Indignée, la Rdc qualifie la Monusco de « partenaire non fiable »

Dans une dépêche qui nous est parvenue de la cellule de communication du ministère de la Défense nationale et des anciens combattants, l’on peut lire que les FARDC et les casques bleus de la MONUSCO ont tout récemment signé un commun accord, un acte d’engagement pour assurer les opérations militaires sur les fronts militaires à l’Est du pays.

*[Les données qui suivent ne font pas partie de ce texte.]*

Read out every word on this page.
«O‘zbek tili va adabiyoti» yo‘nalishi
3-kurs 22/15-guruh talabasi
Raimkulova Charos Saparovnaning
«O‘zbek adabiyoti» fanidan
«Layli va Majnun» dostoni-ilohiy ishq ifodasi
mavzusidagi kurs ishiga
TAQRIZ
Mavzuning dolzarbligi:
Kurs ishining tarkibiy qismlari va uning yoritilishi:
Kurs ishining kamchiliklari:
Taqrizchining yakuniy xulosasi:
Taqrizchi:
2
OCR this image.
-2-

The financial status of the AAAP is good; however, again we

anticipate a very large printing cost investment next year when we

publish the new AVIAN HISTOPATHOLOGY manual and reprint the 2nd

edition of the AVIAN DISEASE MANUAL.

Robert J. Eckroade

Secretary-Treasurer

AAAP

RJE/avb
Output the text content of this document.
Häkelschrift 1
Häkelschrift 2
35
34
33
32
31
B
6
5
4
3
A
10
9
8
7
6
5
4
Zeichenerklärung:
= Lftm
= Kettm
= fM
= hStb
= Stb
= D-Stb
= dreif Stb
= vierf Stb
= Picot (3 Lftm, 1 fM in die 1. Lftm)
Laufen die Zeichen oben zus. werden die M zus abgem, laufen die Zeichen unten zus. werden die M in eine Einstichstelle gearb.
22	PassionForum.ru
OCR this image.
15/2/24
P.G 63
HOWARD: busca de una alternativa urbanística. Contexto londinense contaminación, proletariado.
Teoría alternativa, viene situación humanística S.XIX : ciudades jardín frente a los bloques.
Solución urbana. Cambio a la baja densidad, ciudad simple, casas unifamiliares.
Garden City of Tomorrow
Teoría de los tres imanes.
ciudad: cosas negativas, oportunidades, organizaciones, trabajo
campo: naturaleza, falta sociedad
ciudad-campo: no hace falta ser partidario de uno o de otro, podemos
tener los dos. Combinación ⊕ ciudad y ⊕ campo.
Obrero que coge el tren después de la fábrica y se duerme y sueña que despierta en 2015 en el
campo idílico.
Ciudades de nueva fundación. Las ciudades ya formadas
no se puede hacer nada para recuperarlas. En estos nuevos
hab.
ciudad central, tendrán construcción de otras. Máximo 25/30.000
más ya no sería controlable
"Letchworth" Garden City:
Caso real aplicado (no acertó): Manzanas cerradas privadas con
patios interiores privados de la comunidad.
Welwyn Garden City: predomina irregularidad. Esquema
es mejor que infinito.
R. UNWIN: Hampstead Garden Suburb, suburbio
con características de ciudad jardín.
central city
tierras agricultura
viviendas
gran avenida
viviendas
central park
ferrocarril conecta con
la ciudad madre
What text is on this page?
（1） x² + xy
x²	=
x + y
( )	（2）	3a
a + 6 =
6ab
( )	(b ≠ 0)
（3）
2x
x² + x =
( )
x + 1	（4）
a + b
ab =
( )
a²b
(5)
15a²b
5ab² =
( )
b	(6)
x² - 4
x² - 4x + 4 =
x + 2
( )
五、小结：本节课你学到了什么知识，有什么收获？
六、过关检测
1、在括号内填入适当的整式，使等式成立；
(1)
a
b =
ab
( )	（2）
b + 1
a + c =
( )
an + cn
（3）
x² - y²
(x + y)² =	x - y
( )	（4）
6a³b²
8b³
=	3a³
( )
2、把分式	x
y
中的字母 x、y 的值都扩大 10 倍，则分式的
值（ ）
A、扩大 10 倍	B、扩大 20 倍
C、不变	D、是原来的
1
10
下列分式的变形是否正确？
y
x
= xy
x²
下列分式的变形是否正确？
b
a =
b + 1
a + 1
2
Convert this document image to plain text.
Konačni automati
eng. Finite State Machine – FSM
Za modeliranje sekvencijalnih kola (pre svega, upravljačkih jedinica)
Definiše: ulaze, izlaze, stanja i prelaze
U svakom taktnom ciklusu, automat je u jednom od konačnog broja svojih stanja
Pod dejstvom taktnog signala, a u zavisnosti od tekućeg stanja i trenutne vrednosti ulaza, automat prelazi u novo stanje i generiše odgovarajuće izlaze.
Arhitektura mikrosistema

Ce faisant, la nouvelle tournure que prennent les récents événements sur le théâtre des opérations ont poussé les commandements des FARDC à qualifier la MONUSCO de « partenaire non fiable ». Allusion faite à l’actuelle agression du Congo par le Rwanda, sous le couvert de la milice dite M23 qui s’est emparée de la cité de Bunagana. Cette attitude de la MONUSCO aura ainsi engendré dans les deux camps une rupture de confiance.

Désemparée à la suite des divers communiqués et déclarations émanant des différents protagonistes faisant état des accusations mutuelles des uns contre les autres, Bintou Keita, cheffe de la Monusco a voulu en avoir le cœur net auprès du ministre de la Défense nationale et anciens combattants, selon certaines indiscrétions.

Il ressort que dans le camp des FARDC, on ne comprend pas une telle posture de la MONUSCO ayant engendré le disfonctionnement des dispositifs des forces armées gouvernementales, quand  sa cheffe évoque simplement le fait de la lourdeur de l’administration onusienne au Congo et qu’en plus, leurs hélicoptères d’attaque seraient tombés en panne, rapporte notre source.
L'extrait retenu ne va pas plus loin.